El tipo que desayunaba a mi
lado, en el bar, olvidó un teléfono móvil debajo de la barra.
Corrí tras él, pero cuando alcancé la calle había desaparecido.
Di un par de vueltas con el aparato en la mano por los alrededores y
finalmente lo guardé en el bolsillo y me metí en el autobús. A la
altura de la calle Cartagena comenzó a sonar. Por mi gusto no habría
descolgado, pero la gente me miraba, así que lo saqué con
naturalidad y atendí la llamada. Una voz de mujer, al otro lado,
preguntó: "¿Dónde estás?". "En el autobús",
dije. "¿En el autobús? ¿Y qué haces en el autobús?".
"Voy a la oficina". La mujer se echó a llorar, como si le
hubiera dicho algo horrible y colgó. Guardé el aparato en el
bolsillo de la chaqueta y perdí la mirada en el vacío. A la altura
de María de Molina con Velázquez volvió a sonar. Era de nuevo la
mujer. Aún lloraba. "Seguirás en el autobús, ¿no?",
dijo con voz incrédula. "Sí", respondí. Imaginé que
hablaba desde una cama con las sábanas negras, de seda, y que ella
vestía un camisón blanco, con encajes. Al enjugarse las lágrimas
se le deslizó el tirante del hombro derecho, y yo me excité mucho
sin que nadie se diera cuenta. Una mujer tosió a mi lado. "¿Con
quién estás?", preguntó angustiada. "Con nadie",
dije. "¿Y esa tos?". "Es de una pasajera del
autobús". Tras unos segundos añadió con voz firma: "Me
voy a suicidar; si no me das alguna esperanza me mato ahora mismo".
Miré a mi alrededor; todo el mundo estaba pendiente de mí, así que
no sabía qué hacer. "Te quiero", dije, y colgué.

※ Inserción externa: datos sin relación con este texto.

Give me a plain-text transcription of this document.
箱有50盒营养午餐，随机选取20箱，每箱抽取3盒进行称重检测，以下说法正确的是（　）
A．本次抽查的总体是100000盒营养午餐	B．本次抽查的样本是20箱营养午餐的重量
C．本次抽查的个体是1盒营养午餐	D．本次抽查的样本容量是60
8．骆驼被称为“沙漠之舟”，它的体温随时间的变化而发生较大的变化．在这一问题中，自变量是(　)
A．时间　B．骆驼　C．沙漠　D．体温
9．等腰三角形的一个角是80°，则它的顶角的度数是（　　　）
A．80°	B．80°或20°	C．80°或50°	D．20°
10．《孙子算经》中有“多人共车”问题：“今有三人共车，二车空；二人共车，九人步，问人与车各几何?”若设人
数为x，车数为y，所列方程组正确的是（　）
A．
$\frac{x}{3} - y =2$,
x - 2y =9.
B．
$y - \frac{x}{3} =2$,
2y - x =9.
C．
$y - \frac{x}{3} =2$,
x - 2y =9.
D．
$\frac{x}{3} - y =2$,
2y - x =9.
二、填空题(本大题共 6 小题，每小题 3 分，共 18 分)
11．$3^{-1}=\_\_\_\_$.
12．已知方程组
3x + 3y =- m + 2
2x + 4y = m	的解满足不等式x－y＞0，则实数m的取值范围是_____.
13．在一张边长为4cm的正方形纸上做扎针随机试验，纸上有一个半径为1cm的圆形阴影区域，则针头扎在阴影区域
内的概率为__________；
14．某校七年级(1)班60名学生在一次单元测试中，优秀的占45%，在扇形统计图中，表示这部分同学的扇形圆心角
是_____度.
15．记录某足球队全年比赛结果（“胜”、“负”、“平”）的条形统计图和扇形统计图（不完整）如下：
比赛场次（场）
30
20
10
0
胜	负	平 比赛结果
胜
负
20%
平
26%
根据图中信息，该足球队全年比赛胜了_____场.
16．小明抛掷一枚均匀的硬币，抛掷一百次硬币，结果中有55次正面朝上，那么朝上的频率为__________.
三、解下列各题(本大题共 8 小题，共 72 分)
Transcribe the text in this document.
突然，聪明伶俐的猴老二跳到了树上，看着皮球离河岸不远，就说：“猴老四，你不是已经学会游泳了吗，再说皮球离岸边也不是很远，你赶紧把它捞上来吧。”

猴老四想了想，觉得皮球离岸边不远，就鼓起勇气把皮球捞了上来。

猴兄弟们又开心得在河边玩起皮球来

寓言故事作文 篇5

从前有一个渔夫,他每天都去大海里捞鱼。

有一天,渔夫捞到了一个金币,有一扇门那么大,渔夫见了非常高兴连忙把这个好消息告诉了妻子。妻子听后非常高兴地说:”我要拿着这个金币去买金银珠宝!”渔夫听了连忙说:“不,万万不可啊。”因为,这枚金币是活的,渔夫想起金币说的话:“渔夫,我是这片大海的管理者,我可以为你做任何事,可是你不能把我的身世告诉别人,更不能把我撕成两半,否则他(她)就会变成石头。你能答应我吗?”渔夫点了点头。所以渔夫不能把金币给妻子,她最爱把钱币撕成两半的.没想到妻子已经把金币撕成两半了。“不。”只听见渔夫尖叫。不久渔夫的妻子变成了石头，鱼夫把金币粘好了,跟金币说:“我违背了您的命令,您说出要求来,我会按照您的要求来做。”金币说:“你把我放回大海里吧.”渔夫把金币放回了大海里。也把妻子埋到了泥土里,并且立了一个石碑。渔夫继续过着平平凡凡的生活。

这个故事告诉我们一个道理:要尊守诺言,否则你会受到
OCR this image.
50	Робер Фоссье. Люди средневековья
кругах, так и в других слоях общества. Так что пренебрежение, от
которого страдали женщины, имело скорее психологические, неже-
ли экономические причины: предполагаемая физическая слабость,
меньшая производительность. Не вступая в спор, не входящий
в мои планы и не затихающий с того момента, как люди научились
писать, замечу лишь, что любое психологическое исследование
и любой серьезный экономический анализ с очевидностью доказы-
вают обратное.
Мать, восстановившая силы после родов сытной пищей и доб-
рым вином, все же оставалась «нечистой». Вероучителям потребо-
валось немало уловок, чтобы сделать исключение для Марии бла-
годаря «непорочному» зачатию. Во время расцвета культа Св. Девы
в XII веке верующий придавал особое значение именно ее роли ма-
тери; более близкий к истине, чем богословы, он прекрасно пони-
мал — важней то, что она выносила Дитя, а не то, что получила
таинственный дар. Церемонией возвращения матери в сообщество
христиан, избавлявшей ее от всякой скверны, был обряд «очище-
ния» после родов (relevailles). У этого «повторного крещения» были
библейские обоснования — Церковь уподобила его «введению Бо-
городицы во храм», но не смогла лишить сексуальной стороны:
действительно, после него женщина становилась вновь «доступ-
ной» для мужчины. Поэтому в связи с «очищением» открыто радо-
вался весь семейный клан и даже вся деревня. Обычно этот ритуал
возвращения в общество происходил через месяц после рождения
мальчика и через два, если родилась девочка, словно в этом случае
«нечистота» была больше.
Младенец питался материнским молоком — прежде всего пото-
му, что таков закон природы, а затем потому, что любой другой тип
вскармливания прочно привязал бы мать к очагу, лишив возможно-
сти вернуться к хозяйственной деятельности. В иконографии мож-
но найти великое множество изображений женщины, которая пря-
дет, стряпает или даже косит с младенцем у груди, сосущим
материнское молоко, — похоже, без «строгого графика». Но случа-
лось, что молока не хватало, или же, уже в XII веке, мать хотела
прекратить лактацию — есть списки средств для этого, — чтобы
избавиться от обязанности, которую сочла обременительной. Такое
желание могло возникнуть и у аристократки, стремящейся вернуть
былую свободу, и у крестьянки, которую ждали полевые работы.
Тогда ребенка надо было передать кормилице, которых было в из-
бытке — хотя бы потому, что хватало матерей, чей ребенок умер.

Dos
calles más allá sonó otra vez: "¿Eres tú el imbécil que
anda jugando con mi móvil?", preguntó una voz masculina. "Sí",
dije tragando saliva. "¿Me lo vas a devolver?" "No",
respondí. Al poco lo dejaron sin línea, pero yo lo llevo siempre en
el bolsillo por si ella volviera a telefonear.
Cuentos de adúlteros desorientados, 2003.